With the housing market in a tailspin, some economists ratcheting up recession forecasts, and major banks reporting big losses, the stock market is on a roll, rising to record highs. How can that be?The simple answer: Investors care less about what’s happening today than about what they expect to happen tomorrow. And, as bad as today’s headlines look, they’re not as bad as Wall Street’s worst fears at the height of the turmoil that rocked the global financial markets in August.
For weeks, Wall Street has been watching the collapse of the housing market, along with the meltdown of the mortgage market, and waiting to see just how badly banks and other financial institutions had been weakened. As more and more loans went bad, a number of smaller lenders, especially those that specialized in subprime loans, closed their doors or got snapped up by larger firms. What wasn’t clear was just how badly the biggest lenders were hit by the credit meltdown.
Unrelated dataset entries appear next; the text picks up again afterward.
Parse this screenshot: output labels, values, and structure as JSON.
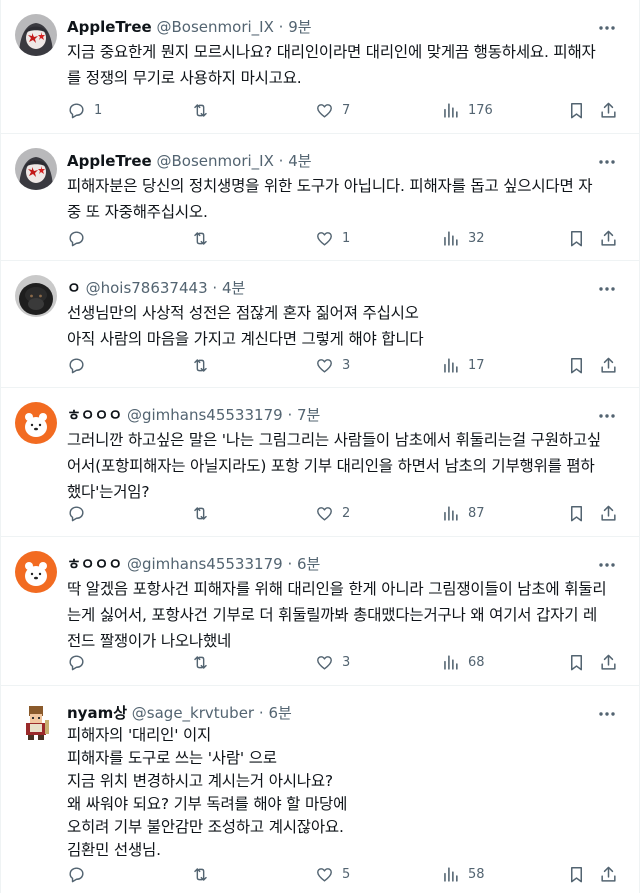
{
  "posts": [
    {
      "name": "AppleTree",
      "handle": "@Bosenmori_IX",
      "sep": "·",
      "time": "9분",
      "lines": [
        "지금 중요한게 뭔지 모르시나요? 대리인이라면 대리인에 맞게끔 행동하세요. 피해자",
        "를 정쟁의 무기로 사용하지 마시고요."
      ],
      "replies": "1",
      "retweets": "",
      "likes": "7",
      "views": "176",
      "avatar": "anime-girl-dark"
    },
    {
      "name": "AppleTree",
      "handle": "@Bosenmori_IX",
      "sep": "·",
      "time": "4분",
      "lines": [
        "피해자분은 당신의 정치생명을 위한 도구가 아닙니다.  피해자를 돕고 싶으시다면 자",
        "중 또 자중해주십시오."
      ],
      "replies": "",
      "retweets": "",
      "likes": "1",
      "views": "32",
      "avatar": "anime-girl-dark"
    },
    {
      "name": "ㅇ",
      "handle": "@hois78637443",
      "sep": "·",
      "time": "4분",
      "lines": [
        "선생님만의 사상적 성전은 점잖게 혼자 짊어져 주십시오",
        "아직 사람의 마음을 가지고 계신다면 그렇게 해야 합니다"
      ],
      "replies": "",
      "retweets": "",
      "likes": "3",
      "views": "17",
      "avatar": "gorilla"
    },
    {
      "name": "ㅎㅇㅇㅇ",
      "handle": "@gimhans45533179",
      "sep": "·",
      "time": "7분",
      "lines": [
        "그러니깐 하고싶은 말은 '나는 그림그리는 사람들이 남초에서 휘둘리는걸 구원하고싶",
        "어서(포항피해자는 아닐지라도)  포항 기부 대리인을 하면서 남초의 기부행위를 폄하",
        "했다'는거임?"
      ],
      "replies": "",
      "retweets": "",
      "likes": "2",
      "views": "87",
      "avatar": "bear-orange"
    },
    {
      "name": "ㅎㅇㅇㅇ",
      "handle": "@gimhans45533179",
      "sep": "·",
      "time": "6분",
      "lines": [
        "딱 알겠음 포항사건 피해자를 위해 대리인을 한게 아니라 그림쟁이들이 남초에 휘둘리",
        "는게 싫어서, 포항사건 기부로 더 휘둘릴까봐 총대맸다는거구나 왜 여기서 갑자기 레",
        "전드 짤쟁이가 나오나했네"
      ],
      "replies": "",
      "retweets": "",
      "likes": "3",
      "views": "68",
      "avatar": "bear-orange"
    },
    {
      "name": "nyam상",
      "handle": "@sage_krvtuber",
      "sep": "·",
      "time": "6분",
      "lines": [
        "피해자의 '대리인' 이지",
        "피해자를 도구로 쓰는 '사람' 으로",
        "지금 위치 변경하시고 계시는거 아시나요?",
        "왜 싸워야 되요? 기부 독려를 해야 할 마당에",
        "오히려 기부 불안감만 조성하고 계시잖아요.",
        "김환민 선생님."
      ],
      "replies": "",
      "retweets": "",
      "likes": "5",
      "views": "58",
      "avatar": "pixel-warrior"
    }
  ]
}
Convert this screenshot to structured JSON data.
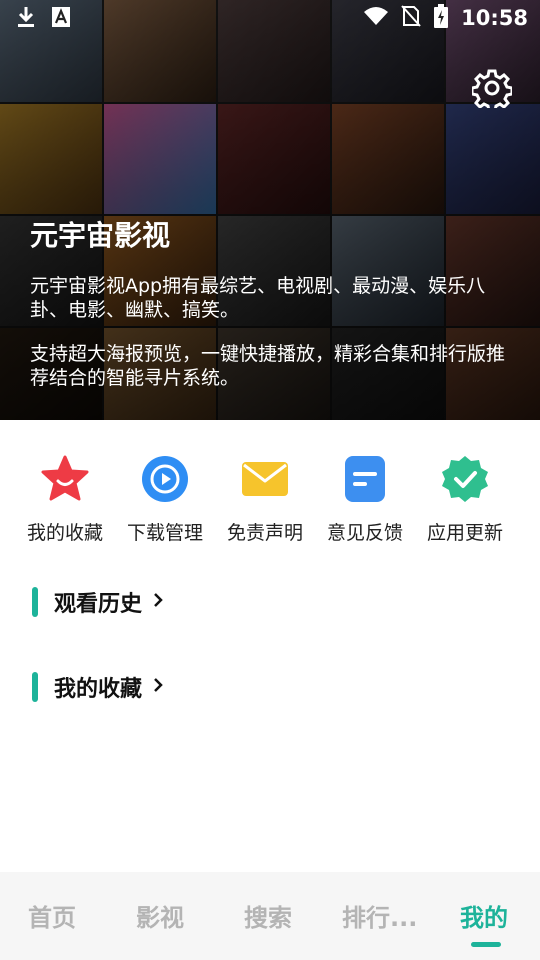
{
  "status_bar": {
    "time": "10:58",
    "icons": [
      "download-icon",
      "a-icon",
      "wifi-icon",
      "no-sim-icon",
      "battery-charging-icon"
    ]
  },
  "hero": {
    "title": "元宇宙影视",
    "description_1": "元宇宙影视App拥有最综艺、电视剧、最动漫、娱乐八卦、电影、幽默、搞笑。",
    "description_2": "支持超大海报预览，一键快捷播放，精彩合集和排行版推荐结合的智能寻片系统。",
    "settings_icon": "gear-icon"
  },
  "actions": [
    {
      "label": "我的收藏",
      "icon": "star-icon",
      "color": "#ee3b45"
    },
    {
      "label": "下载管理",
      "icon": "play-circle-icon",
      "color": "#2f8ef4"
    },
    {
      "label": "免责声明",
      "icon": "envelope-icon",
      "color": "#f6c42c"
    },
    {
      "label": "意见反馈",
      "icon": "document-icon",
      "color": "#3d8ff0"
    },
    {
      "label": "应用更新",
      "icon": "badge-check-icon",
      "color": "#2fbf8f"
    }
  ],
  "sections": {
    "history": "观看历史",
    "favorites": "我的收藏"
  },
  "bottom_nav": {
    "tabs": [
      "首页",
      "影视",
      "搜索",
      "排行...",
      "我的"
    ],
    "active": "我的"
  },
  "colors": {
    "accent": "#1db39a",
    "tab_inactive": "#b4b4b4"
  }
}
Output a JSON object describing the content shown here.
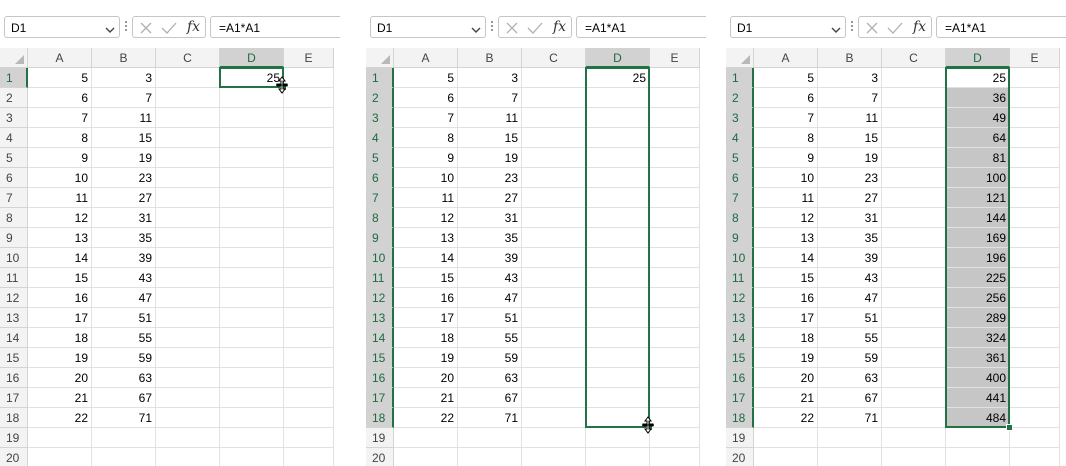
{
  "columns": [
    "A",
    "B",
    "C",
    "D",
    "E"
  ],
  "rows": [
    "1",
    "2",
    "3",
    "4",
    "5",
    "6",
    "7",
    "8",
    "9",
    "10",
    "11",
    "12",
    "13",
    "14",
    "15",
    "16",
    "17",
    "18",
    "19",
    "20"
  ],
  "col_a": [
    "5",
    "6",
    "7",
    "8",
    "9",
    "10",
    "11",
    "12",
    "13",
    "14",
    "15",
    "16",
    "17",
    "18",
    "19",
    "20",
    "21",
    "22"
  ],
  "col_b": [
    "3",
    "7",
    "11",
    "15",
    "19",
    "23",
    "27",
    "31",
    "35",
    "39",
    "43",
    "47",
    "51",
    "55",
    "59",
    "63",
    "67",
    "71"
  ],
  "colors": {
    "selection": "#217346",
    "fill": "#c6c6c6"
  },
  "panels": [
    {
      "name_box": "D1",
      "formula": "=A1*A1",
      "fx": "fx",
      "col_d": [
        "25"
      ],
      "filled": false,
      "selection_rows": 1,
      "cursor": "fill-handle-cross-icon"
    },
    {
      "name_box": "D1",
      "formula": "=A1*A1",
      "fx": "fx",
      "col_d": [
        "25"
      ],
      "filled": false,
      "selection_rows": 18,
      "cursor": "fill-handle-cross-icon"
    },
    {
      "name_box": "D1",
      "formula": "=A1*A1",
      "fx": "fx",
      "col_d": [
        "25",
        "36",
        "49",
        "64",
        "81",
        "100",
        "121",
        "144",
        "169",
        "196",
        "225",
        "256",
        "289",
        "324",
        "361",
        "400",
        "441",
        "484"
      ],
      "filled": true,
      "selection_rows": 18,
      "cursor": ""
    }
  ]
}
On Monday, a big piece of uncertainty was resolved when Citigroup warned that third-quarter earnings will probably drop by 60 percent, as the nation's biggest financial institution takes more than $3 billion in writedowns for securities backed by bad mortgages and troubled loans for corporate buyouts. Swiss bank UBS also said Monday it will post a loss of up to $690 million in the third quarter, partly due to losses linked to U.S. subprime mortgages.